We all have an emotional navigation system that lets us know when we are on or off track. Loneliness and/or a pervasive feeling of being misunderstood can be linked to limiting beliefs. Root out those limiting beliefs.

After you’ve identified and eliminated outdated beliefs but still find yourself alone, ask yourself, “Am I being of service? Do I convey positive energy?” If not, try to understand why people may keep a distance. Start contributing. Volunteer. Read a book like How to Win Friends and Influence People by Dale Carnegie or the Power of Positive Thinking by Norman Vincent Peale. Focus on YOU and meet your own needs lovingly. It’s time to fill your cup and get ready to overflow.

2) Let go–without pushing away.

Adopt the attitude that there are no toxic people, just toxic dynamics. If you abandon the dynamic, while maintaining loving boundaries and communication, you will be able to catalyze great positive effects in yourself and your circles. I have found that when I ‘sit out a round’, get clear, and focus on living my VALUES, good things happen.

If a person or tribe is meant for us to connect and travel with, nothing can keep us apart for long. Trust that they will re-emerge when the time is right and our values are aligned.

We are pulled to those we have a vibrational match with.

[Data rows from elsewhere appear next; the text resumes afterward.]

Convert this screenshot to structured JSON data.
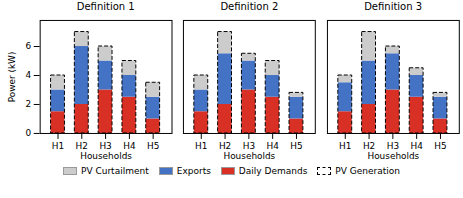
{
  "chart_data": [
    {
      "type": "bar",
      "title": "Definition 1",
      "xlabel": "Households",
      "ylabel": "Power (kW)",
      "categories": [
        "H1",
        "H2",
        "H3",
        "H4",
        "H5"
      ],
      "series": [
        {
          "name": "PV Curtailment",
          "color": "#cccccc",
          "values": [
            1.0,
            1.0,
            1.0,
            1.0,
            1.0
          ]
        },
        {
          "name": "Exports",
          "color": "#4472c4",
          "values": [
            1.5,
            4.0,
            2.0,
            1.5,
            1.5
          ]
        },
        {
          "name": "Daily Demands",
          "color": "#d93025",
          "values": [
            1.5,
            2.0,
            3.0,
            2.5,
            1.0
          ]
        },
        {
          "name": "PV Generation",
          "type": "outline",
          "line_style": "dashed",
          "color": "#000000",
          "values": [
            4.0,
            7.0,
            6.0,
            5.0,
            3.5
          ]
        }
      ],
      "stacked": true,
      "ylim": [
        0,
        7.8
      ],
      "yticks": [
        0,
        2,
        4,
        6
      ],
      "legend": "bottom"
    },
    {
      "type": "bar",
      "title": "Definition 2",
      "xlabel": "Households",
      "categories": [
        "H1",
        "H2",
        "H3",
        "H4",
        "H5"
      ],
      "series": [
        {
          "name": "PV Curtailment",
          "color": "#cccccc",
          "values": [
            1.0,
            1.5,
            0.5,
            1.0,
            0.3
          ]
        },
        {
          "name": "Exports",
          "color": "#4472c4",
          "values": [
            1.5,
            3.5,
            2.0,
            1.5,
            1.5
          ]
        },
        {
          "name": "Daily Demands",
          "color": "#d93025",
          "values": [
            1.5,
            2.0,
            3.0,
            2.5,
            1.0
          ]
        },
        {
          "name": "PV Generation",
          "type": "outline",
          "line_style": "dashed",
          "color": "#000000",
          "values": [
            4.0,
            7.0,
            5.5,
            5.0,
            2.8
          ]
        }
      ],
      "stacked": true,
      "ylim": [
        0,
        7.8
      ],
      "yticks": [
        0,
        2,
        4,
        6
      ],
      "tick_labels": "x",
      "legend": "bottom"
    },
    {
      "type": "bar",
      "title": "Definition 3",
      "xlabel": "Households",
      "categories": [
        "H1",
        "H2",
        "H3",
        "H4",
        "H5"
      ],
      "series": [
        {
          "name": "PV Curtailment",
          "color": "#cccccc",
          "values": [
            0.5,
            2.0,
            0.5,
            0.5,
            0.3
          ]
        },
        {
          "name": "Exports",
          "color": "#4472c4",
          "values": [
            2.0,
            3.0,
            2.5,
            1.5,
            1.5
          ]
        },
        {
          "name": "Daily Demands",
          "color": "#d93025",
          "values": [
            1.5,
            2.0,
            3.0,
            2.5,
            1.0
          ]
        },
        {
          "name": "PV Generation",
          "type": "outline",
          "line_style": "dashed",
          "color": "#000000",
          "values": [
            4.0,
            7.0,
            6.0,
            4.5,
            2.8
          ]
        }
      ],
      "stacked": true,
      "ylim": [
        0,
        7.8
      ],
      "yticks": [
        0,
        2,
        4,
        6
      ],
      "tick_labels": "x",
      "legend": "bottom"
    }
  ]
}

When someone leaves our life, it is the perfect time to make the break and connect with those who are a better fit for us. Just let go…if only for now.

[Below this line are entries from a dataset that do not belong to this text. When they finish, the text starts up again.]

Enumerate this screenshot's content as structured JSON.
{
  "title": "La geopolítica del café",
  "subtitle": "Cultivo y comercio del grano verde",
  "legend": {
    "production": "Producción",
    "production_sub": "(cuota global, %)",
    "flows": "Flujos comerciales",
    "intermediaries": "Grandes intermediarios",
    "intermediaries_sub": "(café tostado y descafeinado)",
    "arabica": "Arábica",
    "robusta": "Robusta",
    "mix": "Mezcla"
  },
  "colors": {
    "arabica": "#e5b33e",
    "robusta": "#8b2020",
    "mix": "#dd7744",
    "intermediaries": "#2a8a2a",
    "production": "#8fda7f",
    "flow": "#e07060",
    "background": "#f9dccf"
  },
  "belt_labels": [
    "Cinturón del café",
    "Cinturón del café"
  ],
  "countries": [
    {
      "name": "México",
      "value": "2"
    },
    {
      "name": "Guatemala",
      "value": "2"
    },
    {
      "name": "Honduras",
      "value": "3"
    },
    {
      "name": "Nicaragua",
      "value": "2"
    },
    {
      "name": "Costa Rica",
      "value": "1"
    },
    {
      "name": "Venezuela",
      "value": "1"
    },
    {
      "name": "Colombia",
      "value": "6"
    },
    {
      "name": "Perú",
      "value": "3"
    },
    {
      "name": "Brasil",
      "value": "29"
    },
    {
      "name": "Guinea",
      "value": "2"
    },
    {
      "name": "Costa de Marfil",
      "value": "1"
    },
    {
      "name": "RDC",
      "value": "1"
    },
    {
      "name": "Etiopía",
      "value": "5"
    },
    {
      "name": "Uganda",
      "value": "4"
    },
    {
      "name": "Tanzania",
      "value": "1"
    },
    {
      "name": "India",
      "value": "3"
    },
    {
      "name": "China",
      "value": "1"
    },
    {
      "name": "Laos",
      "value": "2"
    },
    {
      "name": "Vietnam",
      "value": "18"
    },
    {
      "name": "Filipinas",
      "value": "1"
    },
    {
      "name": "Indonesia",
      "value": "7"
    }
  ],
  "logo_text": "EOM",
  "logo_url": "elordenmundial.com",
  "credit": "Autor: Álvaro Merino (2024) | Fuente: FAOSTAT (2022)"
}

3) BE yourSELF and enjoy being with yourSELF!

This is the point at which many of us fall into insecurity and codependence. There is a big difference between lonely and alone. Alone does not carry the emotional charge that lonely carries–often from fear-based limiting beliefs. Alone can be cleansing, resetting and energizing.

In your aloneness: Observe. Transform unhelpful habits. Serve others. Play. Create.

This period can be fun if you fully trust and open yourself to the new energy coming in. Make space by letting go of what is not healthy for you. When you accept and love your purpose and path, awesome people begin to show up.

4) Create a new circle in relation to the truest expression of YOU.

Motivational speaker Jim Rohn said that we each are the average of the five people we spend the most time with. When it comes to relationships, we are greatly influenced by those closest to us. Allow yourself to be pulled toward those you admire and value rather than spending so much time trying to fix or save those in lower vibrational conditions. You may actually have been enabling and and perpetuating those conditions. Those people who will truly be positively affected by you will be inspired by your example, not fixed by your efforts.

Allow yourself the freedom to play with different people and groups. Be a freelancer until you find the tribe that works for you. Because different people and tribes have different rules of engagement and social structures, tread lightly and check out the vibe. If it feels good and makes you feel light and inspired, you have probably found a matching vibration. Go with it. Hang w light-hearted, generous, service focused people and you may find those traits rubbing off on you.

One way to know you’re in the right place: Ease. They get you and your gifts are valued. Embrace those who receive the fullness of your love and those who allow you to receive them. Healthy receiving is all about asking, allowing and welcoming. Who treats you with consideration, enthusiasm and appreciation?

How conscious have you been of who you are spending your time with? Choosing your tribe wisely speeds your evolution. It’s the perfect time to courageously let go of old dynamics to reveal a more potent life. Summon the strength to speak your truth and weather the adjustment phase–in which you may find it’s healthier to be alone than attempt to fit into your old tribe.

As we grow, our identity evolves. Bless the old circles and keep the distance you need to prevent being drawn into the old spirit-dulling dynamics. Be yourself and watch who shows up! When you decide to grow strong and live a high vibration life, you will attract other like-minded people. This new energy creates a brilliant constellation around you and your new tribe emerges.